La mafia è nelle regioni del Nord, in Emilia Romagna, a Parma. La sua presenza può non apparire ingombrante soltanto perché a pochissimi è finora toccata l’incombenza di rimuovere i cadaveri. Ma la mafia non ha bisogno di uccidere, non più, soprattutto quando gli affari vanno a gonfie vele ed il suo olezzo non provoca indignazione e disobbedienza. Si è radicata dove alcuni credevano che i meridionali fossero dei quas-italiani a cui la mafia piaceva, ha nidificato dove si riteneva che non potesse trovare accoglienza: nel frattempo, però, qualcuno ha anestetizzato velocemente l’olfatto e l’impossibile si è trasformato in inevitabile. Non si spara, ci si mette d’accordo, imprenditori e criminali.
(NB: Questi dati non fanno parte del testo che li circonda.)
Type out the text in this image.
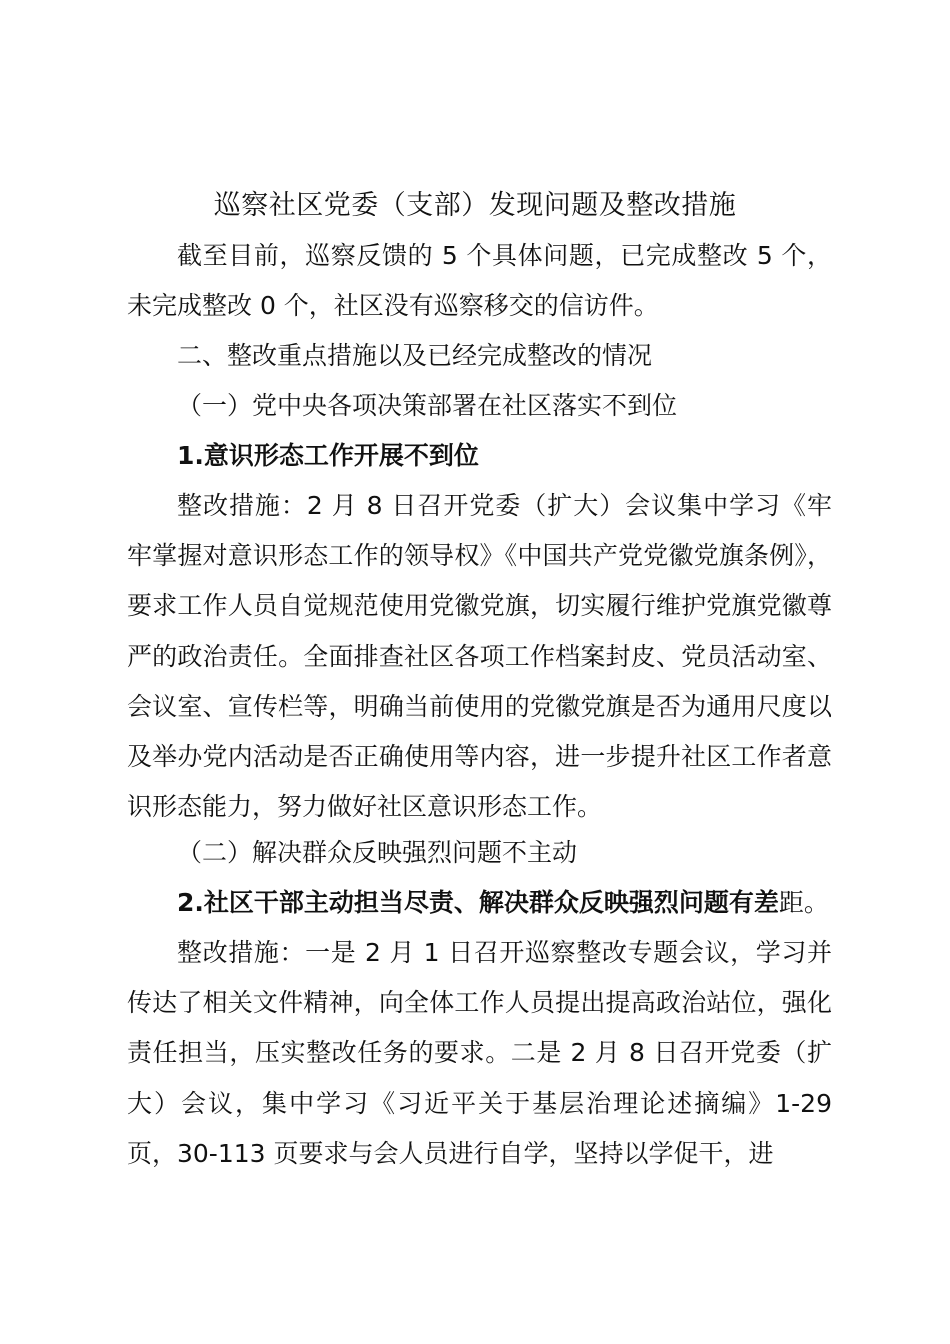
巡察社区党委（支部）发现问题及整改措施

截至目前，巡察反馈的 5 个具体问题，已完成整改 5 个，未完成整改 0 个，社区没有巡察移交的信访件。

二、整改重点措施以及已经完成整改的情况

（一）党中央各项决策部署在社区落实不到位

1.意识形态工作开展不到位

整改措施：2 月 8 日召开党委（扩大）会议集中学习《牢牢掌握对意识形态工作的领导权》《中国共产党党徽党旗条例》，要求工作人员自觉规范使用党徽党旗，切实履行维护党旗党徽尊严的政治责任。全面排查社区各项工作档案封皮、党员活动室、会议室、宣传栏等，明确当前使用的党徽党旗是否为通用尺度以及举办党内活动是否正确使用等内容，进一步提升社区工作者意识形态能力，努力做好社区意识形态工作。

（二）解决群众反映强烈问题不主动

2.社区干部主动担当尽责、解决群众反映强烈问题有差距。

整改措施：一是 2 月 1 日召开巡察整改专题会议，学习并传达了相关文件精神，向全体工作人员提出提高政治站位，强化责任担当，压实整改任务的要求。二是 2 月 8 日召开党委（扩大）会议，集中学习《习近平关于基层治理论述摘编》1-29 页，30-113 页要求与会人员进行自学，坚持以学促干，进
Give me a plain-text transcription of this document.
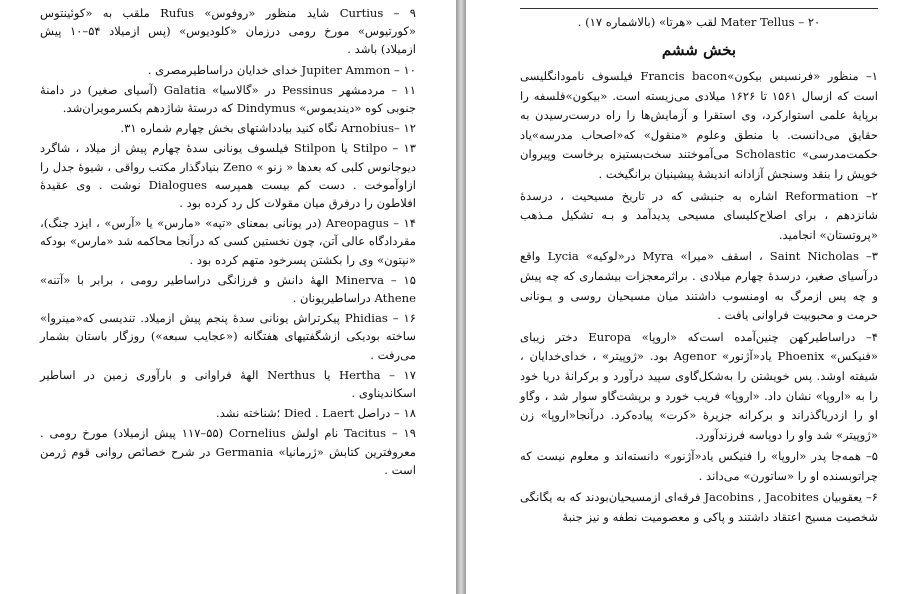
۹ – Curtius شاید منظور «روفوس» Rufus ملقب به «کوئینتوس «کورتیوس» مورخ رومی درزمان «کلودیوس» (پس ازمیلاد ۵۴–۱۰ پیش ازمیلاد) باشد .

۱۰ – Jupiter Ammon خدای خدایان دراساطیرمصری .

۱۱ – مردمشهر Pessinus در «گالاسیا» Galatia (آسیای صغیر) در دامنهٔ جنوبی کوه «دیندیموس» Dindymus که درستهٔ شاژدهم بکسرمویران‌شد.

۱۲ –Arnobius نگاه کنید بیادداشتهای بخش چهارم شماره ۳۱.

۱۳ – Stilpo یا Stilpon فیلسوف یونانی سدهٔ چهارم پیش از میلاد ، شاگرد دیوجانوس کلبی که بعدها « زنو » Zeno بنیادگذار مکتب رواقی ، شیوهٔ جدل را ازاوآموخت . دست کم بیست همپرسه Dialogues نوشت . وی عقیدهٔ افلاطون را درفرق میان مقولات کل رد کرده بود .

۱۴ – Areopagus (در یونانی بمعنای «تپه» «مارس» یا «آرس» ، ایزد جنگ)، مقردادگاه عالی آتن، چون نخستین کسی که درآنجا محاکمه شد «مارس» بودکه «نپتون» وی را بکشتن پسرخود متهم کرده بود .

۱۵ – Minerva الههٔ دانش و فرزانگی دراساطیر رومی ، برابر با «آتنه» Athene دراساطیریونان .

۱۶ – Phidias پیکرتراش یونانی سدهٔ پنجم پیش ازمیلاد. تندیسی که«مینروا» ساخته بودیکی ازشگفتیهای هفتگانه («عجایب سبعه») روزگار باستان بشمار می‌رفت .

۱۷ – Hertha یا Nerthus الههٔ فراوانی و بارآوری زمین در اساطیر اسکاندیناوی .

۱۸ – دراصل Died . Laert ؛شناخته نشد.

۱۹ – Tacitus نام اولش Cornelius (۱۱۷–۵۵ پیش ازمیلاد) مورخ رومی . معروفترین کتابش «ژرمانیا» Germania در شرح خصائص روانی قوم ژرمن است .

۲۰ – Mater Tellus لقب «هرتا» (بالاشماره ۱۷) .
بخش ششم

۱– منظور «فرنسیس بیکون»Francis bacon فیلسوف نامودانگلیسی است که ازسال ۱۵۶۱ تا ۱۶۲۶ میلادی می‌زیسته است. «بیکون»فلسفه را برپایهٔ علمی استوارکرد، وی استقرا و آزمایش‌ها را راه درست‌رسیدن به حقایق می‌دانست. با منطق وعلوم «منقول» که«اصحاب مدرسه»یاد حکمت‌مدرسی» Scholastic می‌آموختند سخت‌بستیزه برخاست وپیروان خویش را بنقد وسنجش آزادانه اندیشهٔ پیشینیان برانگیخت .

۲– Reformation اشاره به جنبشی که در تاریخ مسیحیت ، درسدهٔ شانزدهم ، برای اصلاح‌کلیسای مسیحی پدیدآمد و بـه تشکیل مـذهب «پروتستان» انجامید.

۳– Saint Nicholas ، اسقف «میرا» Myra در«لوکیه» Lycia واقع درآسیای صغیر، درسدهٔ چهارم میلادی . براثرمعجزات بیشماری‌ که چه پیش و چه پس ازمرگ به اومنسوب داشتند میان مسیحیان روسی و یـونانی حرمت و محبوبیت فراوانی یافت .

۴– دراساطیرکهن چنین‌آمده است‌که «اروپا» Europa دختر زیبای «فنیکس» Phoenix یاد«آژنور» Agenor بود. «ژوپیتر» ، خدای‌خدایان ، شیفته اوشد. پس خویشتن را به‌شکل‌گاوی سپید درآورد و برکرانهٔ دریا خود را به «اروپا» نشان داد. «اروپا» فریب خورد و برپشت‌گاو سوار شد ، وگاو او را ازدریاگذراند و برکرانه جزیرهٔ «کرت» پیاده‌کرد. درآنجا«اروپا» زن «ژوپیتر» شد واو را دوپاسه فرزندآورد.

۵– همه‌جا پدر «اروپا» را فنیکس یاد«آژنور» دانسته‌اند و معلوم نیست که چراتوبسنده او را «ساتورن» می‌داند .

۶– یعقوبیان Jacobins , Jacobites فرقه‌ای ازمسیحیان‌بودند که به یگانگی شخصیت مسیح اعتقاد داشتند و پاکی و معصومیت نطفه و نیز جنبهٔ
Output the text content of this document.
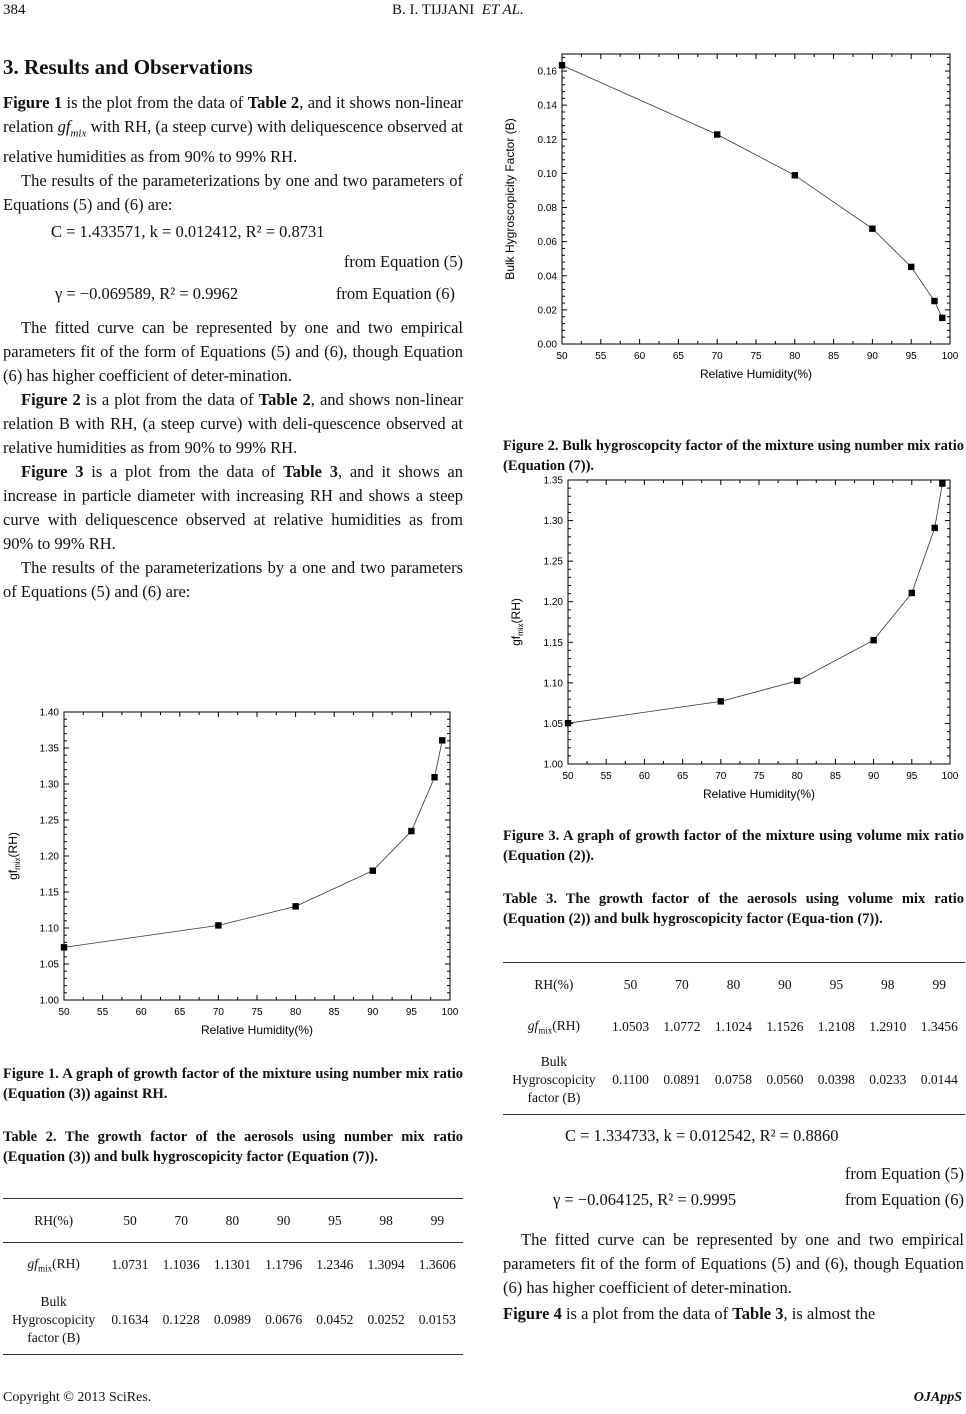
384	B. I. TIJJANI ET AL.
3. Results and Observations

Figure 1 is the plot from the data of Table 2, and it shows non-linear relation $gf_{mix}$ with RH, (a steep curve) with deliquescence observed at relative humidities as from 90% to 99% RH.

The results of the parameterizations by one and two parameters of Equations (5) and (6) are:

C = 1.433571, k = 0.012412, R² = 0.8731
from Equation (5)
γ = −0.069589, R² = 0.9962	from Equation (6)

The fitted curve can be represented by one and two empirical parameters fit of the form of Equations (5) and (6), though Equation (6) has higher coefficient of deter-mination.

Figure 2 is a plot from the data of Table 2, and shows non-linear relation B with RH, (a steep curve) with deli-quescence observed at relative humidities as from 90% to 99% RH.

Figure 3 is a plot from the data of Table 3, and it shows an increase in particle diameter with increasing RH and shows a steep curve with deliquescence observed at relative humidities as from 90% to 99% RH.

The results of the parameterizations by a one and two parameters of Equations (5) and (6) are:

50	55	60	65	70	75	80	85	90	95 100
1.00
1.05
1.10
1.15
1.20
1.25
1.30
1.35
1.40
Relative Humidity(%)
$gf_{mix}(RH)$
Figure 1. A graph of growth factor of the mixture using number mix ratio (Equation (3)) against RH.
Table 2. The growth factor of the aerosols using number mix ratio (Equation (3)) and bulk hygroscopicity factor (Equation (7)).
RH(%)	50	70	80	90	95	98	99
$gf_{mix}(RH)$	1.0731	1.1036	1.1301	1.1796	1.2346	1.3094	1.3606
Bulk
Hygroscopicity
factor (B)	0.1634	0.1228	0.0989	0.0676	0.0452	0.0252	0.0153
50	55	60	65	70	75	80	85	90	95 100
0.00
0.02
0.04
0.06
0.08
0.10
0.12
0.14
0.16
Relative Humidity(%)
Bulk Hygroscopicity Factor (B)
Figure 2. Bulk hygroscopcity factor of the mixture using number mix ratio (Equation (7)).
50	55	60	65	70	75	80	85	90	95 100
1.00
1.05
1.10
1.15
1.20
1.25
1.30
1.35
Relative Humidity(%)
$gf_{mix}(RH)$
Figure 3. A graph of growth factor of the mixture using volume mix ratio (Equation (2)).
Table 3. The growth factor of the aerosols using volume mix ratio (Equation (2)) and bulk hygroscopicity factor (Equa-tion (7)).
RH(%)	50	70	80	90	95	98	99
$gf_{mix}(RH)$	1.0503	1.0772	1.1024	1.1526	1.2108	1.2910	1.3456
Bulk
Hygroscopicity
factor (B)	0.1100	0.0891	0.0758	0.0560	0.0398	0.0233	0.0144
C = 1.334733, k = 0.012542, R² = 0.8860
from Equation (5)
γ = −0.064125, R² = 0.9995	from Equation (6)

The fitted curve can be represented by one and two empirical parameters fit of the form of Equations (5) and (6), though Equation (6) has higher coefficient of deter-mination.

Figure 4 is a plot from the data of Table 3, is almost the

Copyright © 2013 SciRes.	OJAppS
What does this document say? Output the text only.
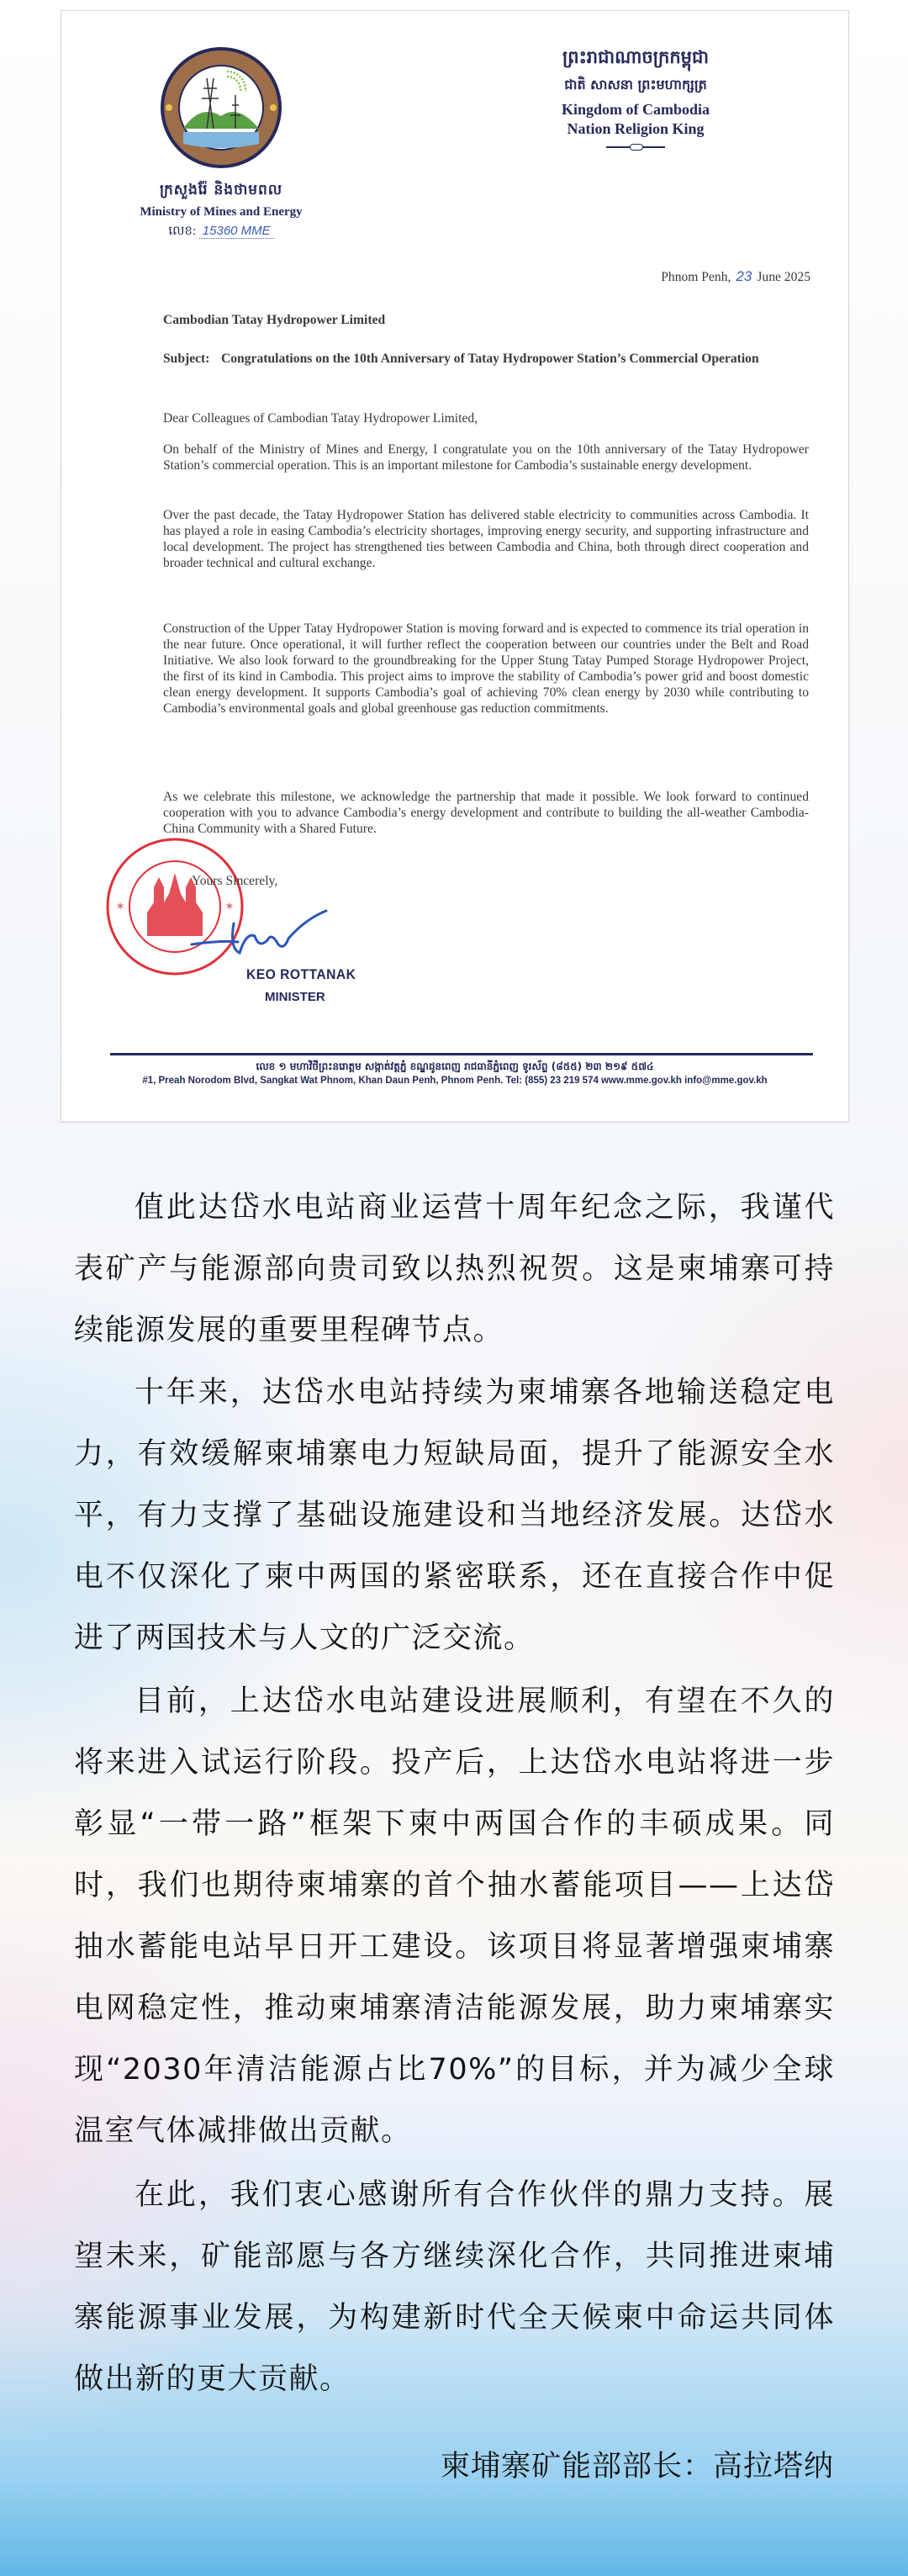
ក្រសួងរ៉ែ និងថាមពល
Ministry of Mines and Energy
លេខ: 15360 MME
ព្រះរាជាណាចក្រកម្ពុជា
ជាតិ សាសនា ព្រះមហាក្សត្រ
Kingdom of Cambodia
Nation Religion King
Phnom Penh, 23 June 2025
Cambodian Tatay Hydropower Limited
Subject: Congratulations on the 10th Anniversary of Tatay Hydropower Station’s Commercial Operation
Dear Colleagues of Cambodian Tatay Hydropower Limited,
On behalf of the Ministry of Mines and Energy, I congratulate you on the 10th anniversary of the Tatay Hydropower Station’s commercial operation. This is an important milestone for Cambodia’s sustainable energy development.
Over the past decade, the Tatay Hydropower Station has delivered stable electricity to communities across Cambodia. It has played a role in easing Cambodia’s electricity shortages, improving energy security, and supporting infrastructure and local development. The project has strengthened ties between Cambodia and China, both through direct cooperation and broader technical and cultural exchange.
Construction of the Upper Tatay Hydropower Station is moving forward and is expected to commence its trial operation in the near future. Once operational, it will further reflect the cooperation between our countries under the Belt and Road Initiative. We also look forward to the groundbreaking for the Upper Stung Tatay Pumped Storage Hydropower Project, the first of its kind in Cambodia. This project aims to improve the stability of Cambodia’s power grid and boost domestic clean energy development. It supports Cambodia’s goal of achieving 70% clean energy by 2030 while contributing to Cambodia’s environmental goals and global greenhouse gas reduction commitments.
As we celebrate this milestone, we acknowledge the partnership that made it possible. We look forward to continued cooperation with you to advance Cambodia’s energy development and contribute to building the all-weather Cambodia-China Community with a Shared Future.
*	*
Yours Sincerely,
KEO ROTTANAK
MINISTER
លេខ ១ មហាវិថីព្រះនរោត្តម សង្កាត់វត្តភ្នំ ខណ្ឌដូនពេញ រាជធានីភ្នំពេញ ទូរស័ព្ទ (៨៥៥) ២៣ ២១៩ ៥៧៤
#1, Preah Norodom Blvd, Sangkat Wat Phnom, Khan Daun Penh, Phnom Penh. Tel: (855) 23 219 574 www.mme.gov.kh info@mme.gov.kh
值此达岱水电站商业运营十周年纪念之际，我谨代表矿产与能源部向贵司致以热烈祝贺。这是柬埔寨可持续能源发展的重要里程碑节点。
十年来，达岱水电站持续为柬埔寨各地输送稳定电力，有效缓解柬埔寨电力短缺局面，提升了能源安全水平，有力支撑了基础设施建设和当地经济发展。达岱水电不仅深化了柬中两国的紧密联系，还在直接合作中促进了两国技术与人文的广泛交流。
目前，上达岱水电站建设进展顺利，有望在不久的将来进入试运行阶段。投产后，上达岱水电站将进一步彰显“一带一路”框架下柬中两国合作的丰硕成果。同时，我们也期待柬埔寨的首个抽水蓄能项目——上达岱抽水蓄能电站早日开工建设。该项目将显著增强柬埔寨电网稳定性，推动柬埔寨清洁能源发展，助力柬埔寨实现“2030年清洁能源占比70%”的目标，并为减少全球温室气体减排做出贡献。
在此，我们衷心感谢所有合作伙伴的鼎力支持。展望未来，矿能部愿与各方继续深化合作，共同推进柬埔寨能源事业发展，为构建新时代全天候柬中命运共同体做出新的更大贡献。
柬埔寨矿能部部长：高拉塔纳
Dapprima succede perché conviene ad entrambe le parti: l’azienda risparmia e si ingrandisce, evita complicazioni e sbaraglia la concorrenza; il mafioso promuove la propria credibilità e si afferma nel territorio. Tutti, insieme, fanno soldi. Dopo, però, accade sempre che il gioco si inceppi: l’imprenditore inizia a guadagnare di meno, si chiede per quale ragione altri debbano arricchirsi attraverso il suo lavoro, tenta di allentare quell’abbraccio tramutatosi in morsa, ma è tardi. Si finisce sul lastrico o a fare da prestanomi, ad essere servi in casa propria vivendo nel terrore.

La faccenda, ovviamente, non riguarda soltanto gli imprenditori, ma anche i piccoli commercianti taglieggiati in questa città, persone che non osano ancora denunciare. Non si può pretendere da un cittadino il coraggio se la legalità non viene difesa e promossa dalle istituzioni. Affinché la denuncia non si riveli un sacrificio troppo grande per un singolo individuo, occorre che a denunciare siano tutti. Quelli che sanno, quelli che hanno visto, quelli che amano davvero Parma e la vogliono consegnare libera e pulita ai propri figli.

Diceva Giovanni Falcone che la mafia è un fatto umano e che, come tutti i fatti umani, “ha un inizio e avrà una fine”. Ma si può vincere, aggiungeva, “non pretendendo eroismo da inermi cittadini ma impegnando in questa battaglia tutte le forze migliori delle istituzioni”. Ecco, è ora che quella Parma che piange in silenzio pretenda aiuto cominciando ad aiutarsi da sola, perché le istituzioni siamo anche noi. Non è vero che non sia mai troppo tardi, piuttosto non è mai troppo presto.